Comity, Judicial
COMITY, JUDICIAL
Comity is the deference paid by the institutions of one government to the acts of another government—not out of compulsion, but in the interest of cooperation, reciprocity, and the stability that grows out of the satisfaction of mutual expectations. When the courts of one nation give effect to foreign laws and the orders of foreign courts, that deference is called judicial comity. (See act of state doctrine.)
The states of the United States are, for many purposes, separate sovereignties. A state court, in deciding a case, starts from the assumption that it will apply its own state law.
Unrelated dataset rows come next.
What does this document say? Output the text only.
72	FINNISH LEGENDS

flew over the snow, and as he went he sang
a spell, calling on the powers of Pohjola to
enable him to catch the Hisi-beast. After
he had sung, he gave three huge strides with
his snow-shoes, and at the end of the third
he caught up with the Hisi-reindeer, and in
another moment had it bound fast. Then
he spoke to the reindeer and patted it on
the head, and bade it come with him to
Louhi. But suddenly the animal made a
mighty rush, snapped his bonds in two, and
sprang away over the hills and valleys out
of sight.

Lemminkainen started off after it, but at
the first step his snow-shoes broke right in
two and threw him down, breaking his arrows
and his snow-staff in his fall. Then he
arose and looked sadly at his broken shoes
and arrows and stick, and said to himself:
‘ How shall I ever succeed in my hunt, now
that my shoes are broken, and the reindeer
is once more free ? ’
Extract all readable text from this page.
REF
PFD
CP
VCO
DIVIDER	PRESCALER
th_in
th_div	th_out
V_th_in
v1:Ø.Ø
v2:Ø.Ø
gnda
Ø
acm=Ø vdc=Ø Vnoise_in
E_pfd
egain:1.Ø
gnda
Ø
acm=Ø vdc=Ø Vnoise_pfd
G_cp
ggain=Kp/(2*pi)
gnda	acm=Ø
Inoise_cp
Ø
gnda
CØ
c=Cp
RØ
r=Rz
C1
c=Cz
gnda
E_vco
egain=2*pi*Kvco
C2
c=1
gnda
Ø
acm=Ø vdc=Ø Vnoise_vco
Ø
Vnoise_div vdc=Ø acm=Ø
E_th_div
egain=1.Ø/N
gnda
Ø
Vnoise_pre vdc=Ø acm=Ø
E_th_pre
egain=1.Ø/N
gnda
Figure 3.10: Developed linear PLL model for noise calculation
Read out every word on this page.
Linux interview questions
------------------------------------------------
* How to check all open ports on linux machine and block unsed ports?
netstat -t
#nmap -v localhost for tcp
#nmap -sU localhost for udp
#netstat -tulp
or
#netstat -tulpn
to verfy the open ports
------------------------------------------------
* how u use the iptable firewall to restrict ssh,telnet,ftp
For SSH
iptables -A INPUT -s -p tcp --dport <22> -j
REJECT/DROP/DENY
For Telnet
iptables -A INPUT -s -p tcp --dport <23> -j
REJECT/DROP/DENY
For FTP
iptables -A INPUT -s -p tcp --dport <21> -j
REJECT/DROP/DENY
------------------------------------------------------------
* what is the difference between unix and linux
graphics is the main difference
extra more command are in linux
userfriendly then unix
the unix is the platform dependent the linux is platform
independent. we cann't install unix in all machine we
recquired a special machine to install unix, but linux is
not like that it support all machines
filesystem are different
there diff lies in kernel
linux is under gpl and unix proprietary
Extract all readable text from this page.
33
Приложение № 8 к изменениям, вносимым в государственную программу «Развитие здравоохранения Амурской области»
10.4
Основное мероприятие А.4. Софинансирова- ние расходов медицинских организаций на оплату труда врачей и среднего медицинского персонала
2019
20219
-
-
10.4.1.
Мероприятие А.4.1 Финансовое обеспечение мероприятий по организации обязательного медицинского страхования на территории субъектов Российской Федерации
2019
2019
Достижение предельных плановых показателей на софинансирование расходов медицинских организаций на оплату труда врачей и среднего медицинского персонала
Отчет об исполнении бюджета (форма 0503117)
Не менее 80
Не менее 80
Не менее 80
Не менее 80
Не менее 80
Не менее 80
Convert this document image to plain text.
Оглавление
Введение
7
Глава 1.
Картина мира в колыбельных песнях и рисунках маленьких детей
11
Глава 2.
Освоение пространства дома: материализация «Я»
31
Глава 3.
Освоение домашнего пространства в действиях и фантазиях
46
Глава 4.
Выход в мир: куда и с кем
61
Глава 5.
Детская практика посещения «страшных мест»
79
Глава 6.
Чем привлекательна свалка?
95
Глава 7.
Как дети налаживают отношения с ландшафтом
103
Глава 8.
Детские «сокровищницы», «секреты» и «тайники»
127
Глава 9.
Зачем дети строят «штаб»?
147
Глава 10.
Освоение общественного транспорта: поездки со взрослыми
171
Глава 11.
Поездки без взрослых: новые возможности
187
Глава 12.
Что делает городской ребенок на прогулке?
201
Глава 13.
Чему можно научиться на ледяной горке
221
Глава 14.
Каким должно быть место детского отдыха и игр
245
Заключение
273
When it applies the law of another state, normally it does so as a matter of comity. (See choice of law.) Because comity is not so much a rule as an attitude of accommodation, state courts generally feel free to refuse to apply a law that violates their own state's public policy. In Nevada v. Hall (1979) California courts upheld a million-dollar verdict against the State of Nevada in an automobile injury case, rejecting Nevada's claim of sovereign immunity; the Supreme Court affirmed, saying that the Constitution left to California's courts the degree of comity they should afford to Nevada law.
A state court's enforcement of the valid judgment of a court of another state is not merely a matter of comity but is required by the full faith and credit clause. Similarly, the supremacy clause binds state courts to enforce valid federal laws and regulations, along with the valid judgments of federal courts.
Notions of comity have recently taken on increased significance in the federal courts themselves. A federal court may, under some circumstances, stay its proceedings because another action between the same parties is pending in a state court. The Supreme Court in Fair Assessment of Real Estate Association v. McNary (1981) discovered in the Tax Injunction Act (1937) a general principle of comity forbidding federal courts not only to enjoin the collection of state taxes but also to award damages in state tax cases. And comity has been a major consideration in the development of the "equitable restraint" doctrine of younger v. harris (1971), which generally forbids a federal court to grant an injunction against the continuation of a pending state criminal prosecution.